On this forthcoming supplemental information being provided to the state.  There is this long weekend coming up.  While I doubt your normal actuary is going to be working over the Labor Day weekend, I am absolutely sure nobody in Harrisburg is going to stay open in anticipation of some low-probability potential submission from the city.  So this delay in complying with the Act 44 requirement quickly becomes a week I bet by the time anything really is provided.. and that assumes they get their act together quickly.  When you consider the state was asking for information months ago because the timeline here for them to review what was going to be sent in was so short... the timing here takes on a bigger role. Whatever.


Lies, Damn Lies, and Charts Without Context

This is fascinating, and is a great lesson in creating or just plain reading charts.   Lots of buzz over a piece put out by the uber data wonks at the Energy Information Administration under the headline: Pennsylvania drives Northeast natural gas production growth.  You just knew folks would obsess over that.  The echo came first I think via NPR's new Stateimpact site, but spread at least to places like the PG's Pipeline, and of course was picked up by the Marcellus Shale Coalition and others by now I am sure.

As best I can tell, few bothered to read what the EIA had to say as much as obsess on this one graphic they put out there.

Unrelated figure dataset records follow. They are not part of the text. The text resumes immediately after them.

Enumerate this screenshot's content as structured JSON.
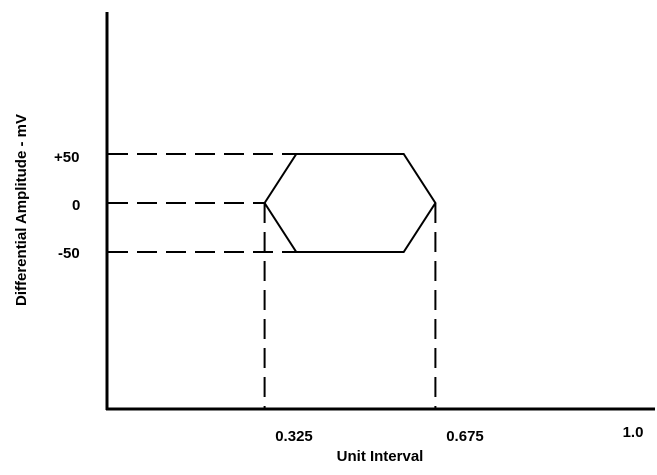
{
  "diagram": {
    "y_axis_label": "Differential Amplitude - mV",
    "x_axis_label": "Unit Interval",
    "y_tick_labels": [
      "+50",
      "0",
      "-50"
    ],
    "x_tick_labels": [
      "0.325",
      "0.675",
      "1.0"
    ]
  },
  "eye_mask": {
    "vertices_ui_mv": [
      [
        0.325,
        0
      ],
      [
        0.39,
        50
      ],
      [
        0.61,
        50
      ],
      [
        0.675,
        0
      ],
      [
        0.61,
        -50
      ],
      [
        0.39,
        -50
      ]
    ],
    "amplitude_levels_mv": [
      50,
      0,
      -50
    ],
    "time_markers_ui": [
      0.325,
      0.675
    ],
    "x_range_ui": [
      0,
      1.0
    ],
    "line_color": "#000000",
    "guide_style": "dashed"
  }
}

So you look at that chart and say OMG, look at all the net new natural gas is coming online!   You have to believe that the storage capacity of the US is filling up quick and what I would really like to hear with winter approaching is that the price of natural gas must be collapsing. Soon they will be giving away the stuff.  It's not like there has been enough time for any meaningful new demand to soak up all that new gas production.  Still a long way from fleets of natural gas cars on the roads and we have made it past the peak energy demand of the summer. 

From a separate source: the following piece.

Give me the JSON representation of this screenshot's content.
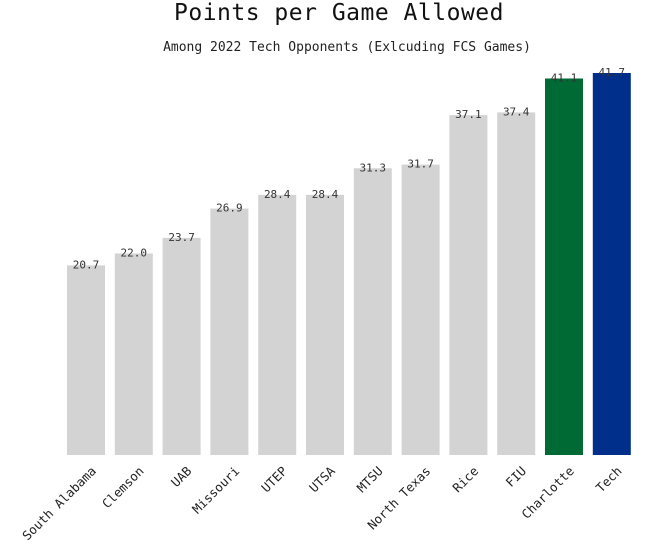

Of course, it isn't the case just yet.  Natural gas prices are relatively low, but have been stable for much of the last year or so.  Natural gas in storage is not too far from normal parameters.  So what gives?

If you looked at that graphic too quickly.. or didn't bother to look into the context more you might have assumed that the graphic depicted all US natural gas production.  Go look again, it clearly says it is just for Northeast production.  Remember also that natrual gas is shipped around the country in pipelines so it really is a national, or probably best described as a continental market with the entire Northeast not exactly a big part of the production story.  So it is the supply and demand cumulative across North America that really impacts the market prices. 

Just for fun, here is a bar chart I made quickly of Pennsylvania's natural gas production compared to the United States' production as of June 2011.  You will need to scroll down to get to Pennsylvania's data:

And if you are still reading..  it might be good to go back and read the EIA's (yes, the same EIA that made the first chart) current description of energy resources in Pennsylvania.  In particular scroll down to the subsection titled "Natural Gas".  The state of things as they describe it for Pennsylvania is:

" Natural Gas: Although minor, Pennsylvania’s natural gas production has grown in recent years. The State’s Marcellus shale region, in particular, has experienced markedly increased new development over the past few years. However, compared to Pennsylvania’s total natural gas production, shale gas production remains minimal. "
Note they start out with the description 'minor'.

Clearly the 'minimal' part is changing, but even with the big increases in the last year, Pennsylvania is still far from a big part of total US production and a small fraction of production in Texas. You might not think so reading all the hype.  A few folks I have had conversations with recently really believe Pennsylvania is now, as in already, the biggest natural gas producer in the nation.  Some PR folks out there somewhere really deserve bonuses.